Session 3: Synergy Between Topology and Spin Current


Alexey Kovalev, University of Nebraska-Lincoln

Spin currents and topology in magnetic heterostructures

An ability to control spin currents is important for probing many spin-related phenomena in the field of spintronics, and for designing logic and memory devices with low dissipation. Spin-orbit torque is an important example in which spin current is used to control magnetization dynamics. In this talk, I will discuss the interplay between topology and spin flows that can arise in various types of magnetic systems, e.g., in magnetic insulators, magnetic multilayers, and van der Waals magnets. In particular, I will discuss spin Hall effect of magnons and its possible observation with NV centers, I will discuss spin superfluid transport in van der Waals magnets, and I will discuss absorption of spin currents at interfaces concentrating on interplay between intrinsic and extrinsic contributions and interfacial effects which can have implications for spin-orbit torques.

2:15 - 3:30pm


3:30 - 4:15pm

Session 4: Novel Topological Materials


Seongshik (Sean) Oh, Rutgers - the State University of New Jersey

Hybrid topological superconductors: Toward an optimal platform for topological quantum computation

Topology has emerged as a new paradigm of classifying electronic materials over the past decade, and a series of topological materials including topological insulators (TIs) and topological semimetals (TSMs) have been predicted and subsequently identified experimentally. On the other hand, another group of topological materials, the topological superconductors (TSCs), have not enjoyed as much progress due to various materials challenges.

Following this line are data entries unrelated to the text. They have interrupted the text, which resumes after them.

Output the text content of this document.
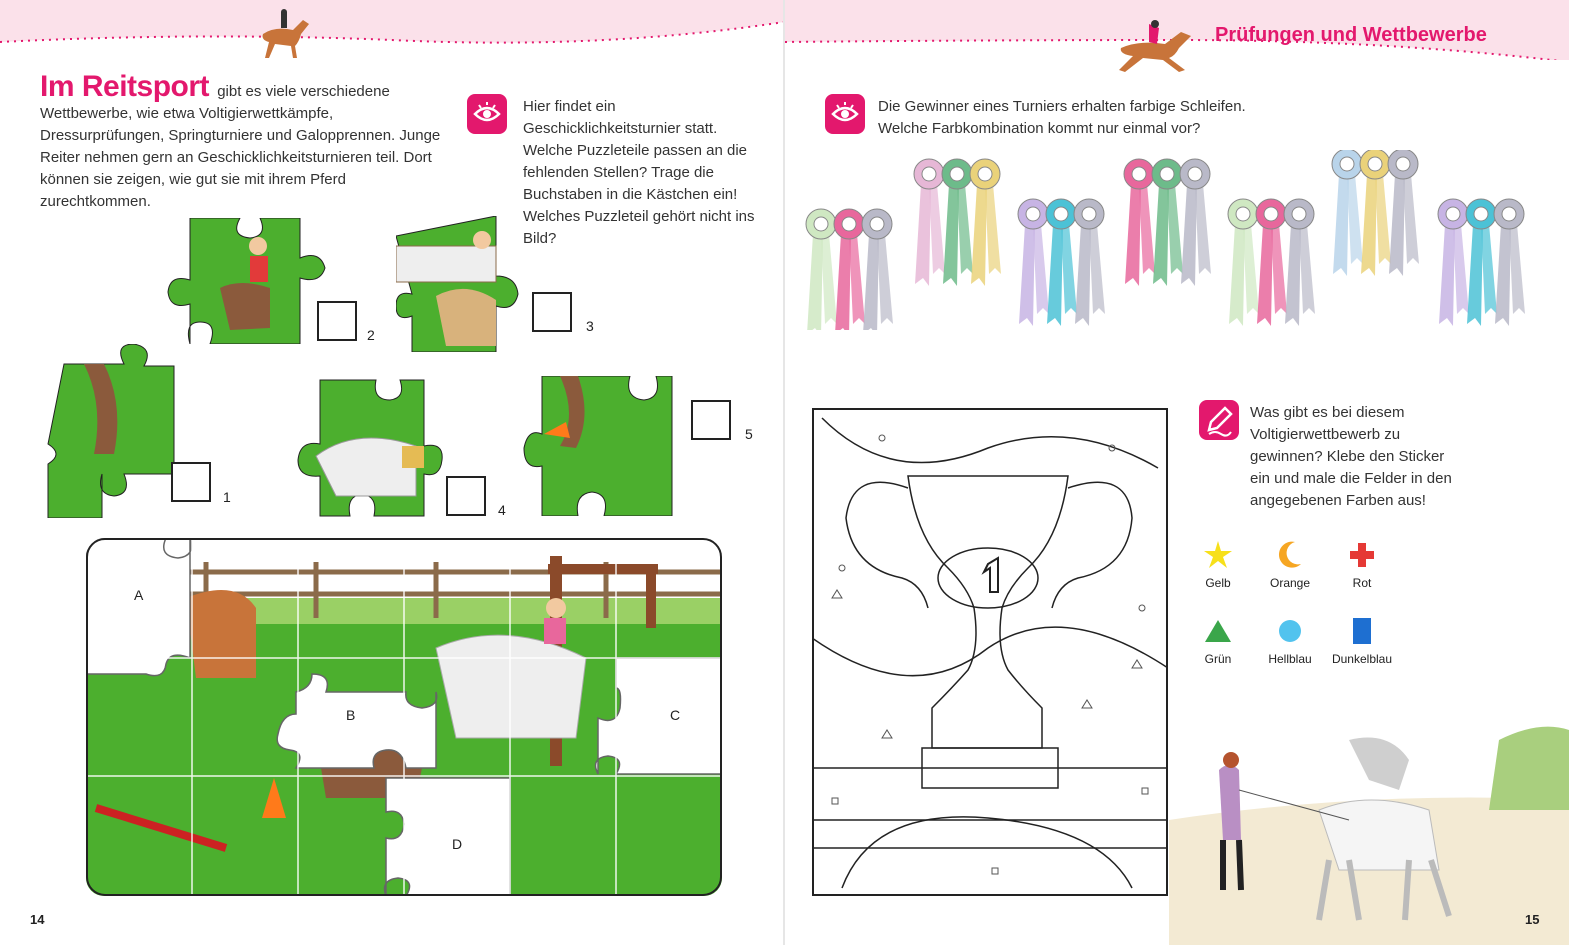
Im Reitsport gibt es viele verschiedene Wettbewerbe, wie etwa Voltigierwettkämpfe, Dressurprüfungen, Springturniere und Galopprennen. Junge Reiter nehmen gern an Geschicklichkeitsturnieren teil. Dort können sie zeigen, wie gut sie mit ihrem Pferd zurechtkommen.
Hier findet ein Geschicklichkeitsturnier statt. Welche Puzzleteile passen an die fehlenden Stellen? Trage die Buchstaben in die Kästchen ein! Welches Puzzleteil gehört nicht ins Bild?
2
3
1
4
5
A
B	C
D
14
Prüfungen und Wettbewerbe
Die Gewinner eines Turniers erhalten farbige Schleifen. Welche Farbkombination kommt nur einmal vor?
Was gibt es bei diesem Voltigierwettbewerb zu gewinnen? Klebe den Sticker ein und male die Felder in den angegebenen Farben aus!
Gelb	Orange	Rot
Grün	Hellblau	Dunkelblau
15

Unlike TIs and TSMs, whose topological characters can be reasonably well identified from band structure calculations, there does not exist such a general formalism for identifying a TSC. As a work-around, it was shown in 2008 by Fu and Kane that proximity effect between an s-wave superconductor and a TI can be used to implement TSC that can host the Majorana zero mode, which is the building block for topological quantum computation. Despite the conceptual simplicity of this proximity-based approach, its implementation - typically based on elemental superconductors such as Al, Pb, and Nb - suffers from undesirable interfacial problems with the chalcogenide TIs, and this has been a major roadblock to the proximity-based TSC. However, over the past decade, my group has demonstrated that with well-maneuvered thin film engineering, it is possible to get around many of the seemingly intractable materials problems in a variety of topological quantum matters. Here, I will present our ongoing endeavors, at the forefront of thin film engineering, to overcome these obstacles to a proximity-based TSC, with a few surprises found along the way.

4:15 - 5:00pm

Session 4: Novel Topological Materials


Suyang Xu, Harvard University

Observation of the Layer Hall Effect in Topological Axion Antiferromagnet MnBi2Te4

While ferromagnets have been known and exploited for millennia, antiferromagnets were only discovered in the 1930s. The elusive nature indicates antiferromagnets’ unique properties: At large scale, due to the absence of global magnetization, antiferromagnets may appear to behave like any non-magnetic material; At the microscopic level, however, the opposite alignment of spins forms a rich internal structure. In topological antiferromagnets, such an internal structure leads to a new possibility, where topology and Berry phase can acquire distinct spatial textures. We study this exciting possibility in an antiferromagnetic Axion insulator, even-layered MnBi2Te4 flakes. We report the observation of a new type of Hall effect, the layer Hall effect, where electrons from the top and bottom layers spontaneously deflect in opposite directions.